Les législatives tunisiennes n’ont pas dégagé un parti ou du moins une coalition majoritaire. Une situation politique qui a une incidence directe sur l’exécutif et la formation du gouvernement.
Ainsi, le premier délai d’un mois- renouvelable une fois- pour former l’organe exécutif vient d’expirer. Et c’est l’ensemble de l’appareil institutionnel et la capacité d’action de l’Etat qui pâtissent de cette situation politique d’incertitude et de vide institutionnel partiel.
En réalité, une situation qui peut sembler incongrue. Mais qui est loin d’être si exceptionnelle dans les démocraties contemporaines. En attestent la difficulté et le temps qu’a nécessité la formation des récents gouvernements allemand, italien, belge, espagnol…
Cependant, processus de nature foncièrement politique, la formation d’un gouvernement peut néanmoins faire l’objet d’un certain encadrement. Et ce, par un ensemble de règles de droit et/ou d’usages.
A cet égard, cette forme de « procéduralisation » de la formation des gouvernements s’inscrit dans une temporalité donnée; mais plus ou moins déterminée.
Car, si la décision politique suppose du temps libre, le décideur politique est soumis à des contraintes. Elles sont dictées par l’accélération à la fois des cycles électoraux, de l’urgence socio-économique et du rythme médiatique. Celui-ci s’imposant par un phénomène d’information continue accentué par la révolution numérique.
Donc, l’action gouvernementale n’échappe pas à cette accélération du temps politique. Mieux, la formation du gouvernement s’inscrit elle-même dans un cadre temporel plus ou moins défini par le droit.
Government-making power
Par ailleurs, le « government-making power » est à la charnière du droit et de la politique. D’un côté, il y a traditionnellement dans les constitutions nationales peu d’éléments sur la composition du gouvernement.
De l’autre, la formation d’un gouvernement relève d’abord de considérations politiques.

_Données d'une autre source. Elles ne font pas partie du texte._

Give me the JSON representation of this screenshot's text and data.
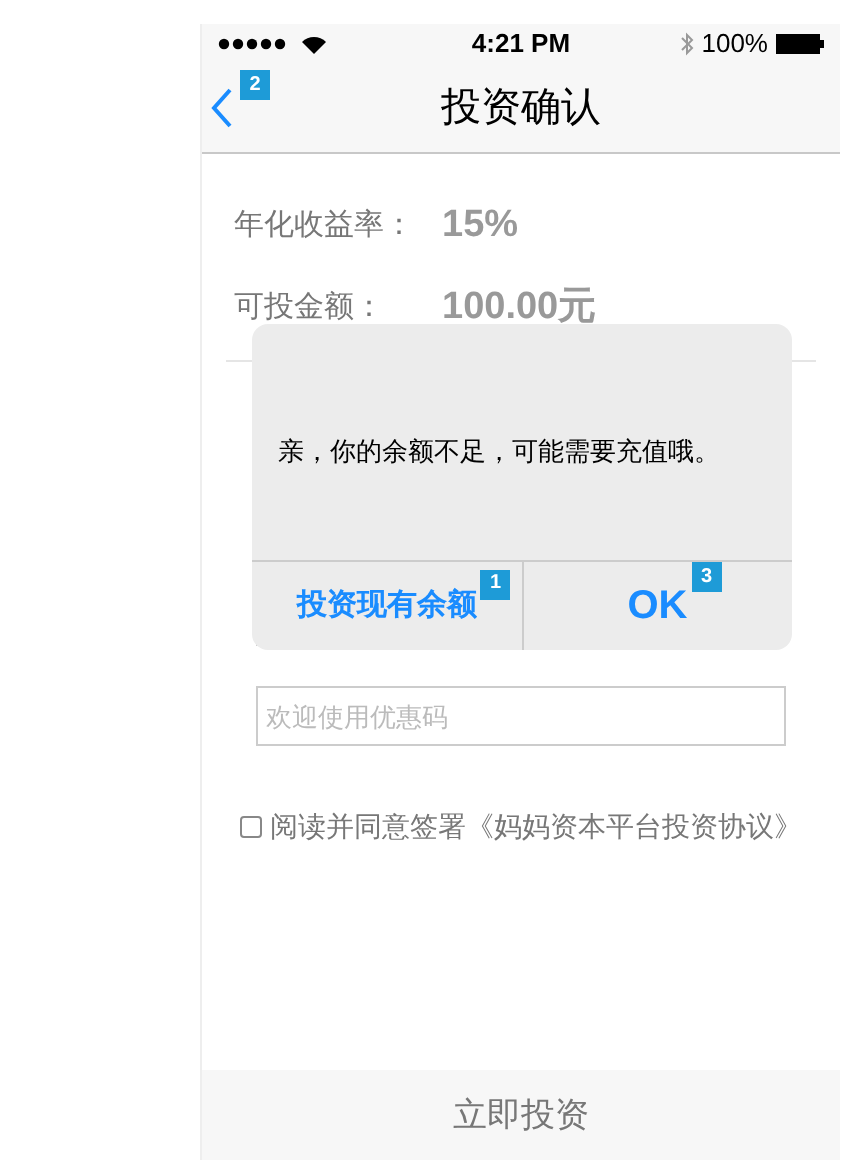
{
  "status_bar": {
    "time": "4:21 PM",
    "battery": "100%"
  },
  "nav": {
    "title": "投资确认",
    "back_badge": "2"
  },
  "info": [
    {
      "label": "年化收益率：",
      "value": "15%"
    },
    {
      "label": "可投金额：",
      "value": "100.00元"
    }
  ],
  "coupon_field": {
    "placeholder": "欢迎使用优惠码"
  },
  "agreement": {
    "text": "阅读并同意签署《妈妈资本平台投资协议》",
    "checked": false
  },
  "submit": "立即投资",
  "alert": {
    "message": "亲，你的余额不足，可能需要充值哦。",
    "buttons": [
      {
        "label": "投资现有余额",
        "badge": "1",
        "bold": false
      },
      {
        "label": "OK",
        "badge": "3",
        "bold": true
      }
    ]
  }
}
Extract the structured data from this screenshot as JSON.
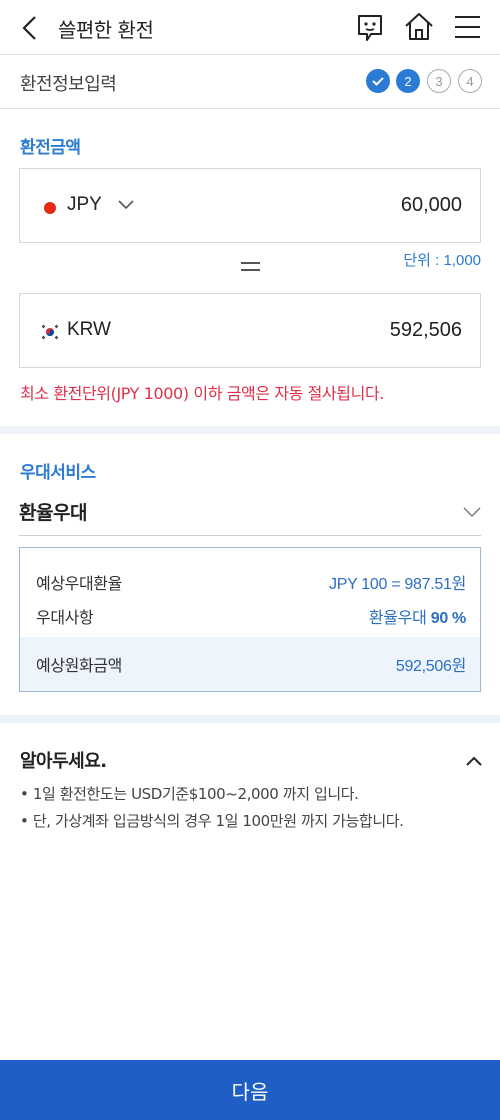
{
  "header": {
    "title": "쓸편한 환전",
    "icons": [
      "back-arrow-icon",
      "chat-icon",
      "home-icon",
      "menu-icon"
    ]
  },
  "steps": {
    "title": "환전정보입력",
    "items": [
      "",
      "2",
      "3",
      "4"
    ],
    "current": 2
  },
  "exchange": {
    "section_label": "환전금액",
    "from": {
      "currency": "JPY",
      "amount": "60,000"
    },
    "unit_note": "단위 : 1,000",
    "to": {
      "currency": "KRW",
      "amount": "592,506"
    },
    "warning": "최소 환전단위(JPY 1000) 이하 금액은 자동 절사됩니다."
  },
  "preferential": {
    "section_label": "우대서비스",
    "selected": "환율우대",
    "expected_rate_label": "예상우대환율",
    "expected_rate_value": "JPY 100 = 987.51원",
    "benefit_label": "우대사항",
    "benefit_prefix": "환율우대",
    "benefit_value": "90 %",
    "expected_krw_label": "예상원화금액",
    "expected_krw_value": "592,506원"
  },
  "notice": {
    "title": "알아두세요.",
    "items": [
      "• 1일 환전한도는 USD기준$100~2,000 까지 입니다.",
      "• 단, 가상계좌 입금방식의 경우 1일 100만원 까지 가능합니다."
    ]
  },
  "footer": {
    "next_label": "다음"
  },
  "colors": {
    "accent": "#2b7bd4",
    "primary_button": "#1f5fc5",
    "warning": "#e0304a",
    "jpy_dot": "#e32b14"
  }
}
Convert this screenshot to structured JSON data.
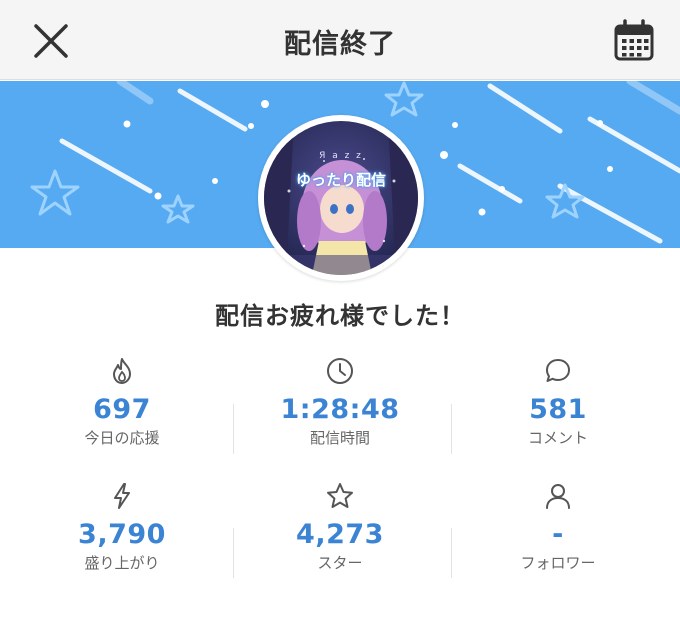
{
  "header": {
    "title": "配信終了",
    "close_icon": "close-icon",
    "calendar_icon": "calendar-icon"
  },
  "banner": {
    "color": "#56aaf2"
  },
  "avatar": {
    "brand": "Я a z z",
    "caption": "ゆったり配信"
  },
  "message": "配信お疲れ様でした！",
  "stats": [
    {
      "icon": "fire-icon",
      "value": "697",
      "label": "今日の応援"
    },
    {
      "icon": "clock-icon",
      "value": "1:28:48",
      "label": "配信時間"
    },
    {
      "icon": "comment-icon",
      "value": "581",
      "label": "コメント"
    },
    {
      "icon": "lightning-icon",
      "value": "3,790",
      "label": "盛り上がり"
    },
    {
      "icon": "star-icon",
      "value": "4,273",
      "label": "スター"
    },
    {
      "icon": "user-icon",
      "value": "-",
      "label": "フォロワー"
    }
  ],
  "colors": {
    "accent": "#3b84d4",
    "text": "#333333",
    "label": "#666666"
  }
}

A savoir:
- L’obtention ou non de la majorité parlementaire absolue du parti vainqueur des élections législatives;
- Les rapports de force inter-partisans et intra-partisans au sein de la coalition gouvernementale;
- La prise en compte variable de critères liés à l’équilibre entre élus/non élus, à la représentation territoriale et socioprofessionnelle, à la parité homme-femme, etc.
Mais, ce processus n’échappe pas forcément à une certaine codification juridique et procédurale.
Par exemple, les Constitutions grecque, turque et israélienne fixent les délais pour la formation du gouvernement.
D’ailleurs, ce dernier cas retiendra notre attention. Et ce, compte tenu du fait que le pays s’avance vers un nouveau scrutin législatif (en mars 2020). Le troisième en moins d’un an, à cause de l’incapacité des partis politiques à former un gouvernement.
En effet, la « Loi fondamentale sur le gouvernement » prévoit un délai total de 42 jours pour la formation du gouvernement. Durant un premier délai de 28 jours à partir de l’annonce des résultats officiels, un membre de la Knesset nommé par le président de la République est missionné pour former un gouvernement.
Toutefois, le candidat arrivé en tête des élections législatives peut demander un délai additionnel de 14 jours. Afin de prolonger ses consultations, en vue de constituer une coalition gouvernementale.
L’autorisation de prolongation de délai est soumise au président israélien, et l’autorisation est, en pratique, obtenue systématiquement. En cas d’échec, au terme de ce délai, le président de la République peut soit confier la formation du gouvernement à un autre député de la Knesset (auquel cas, sa mission s’inscrira dans le délai non renouvelable de 28 jours). Soit provoquer l’organisation de nouvelles élections législatives.
Tunisie: situation d’urgence
La situation en Tunisie semble moins alambiquée. Le droit national prévoit même le calendrier à venir: si Habib Jemli échoue à rassembler une majorité parlementaire d’ici mi-janvier, il reviendra au président Kaïs Saïed de proposer un chef de gouvernement. Ce dernier aurait également deux mois pour former un cabinet.
Les « responsables » politiques ont donc encore le temps de décider, juridiquement parlant.
Mais la situation d’urgence du pays permet-elle de jouir de ces délais et de jouer avec le temps?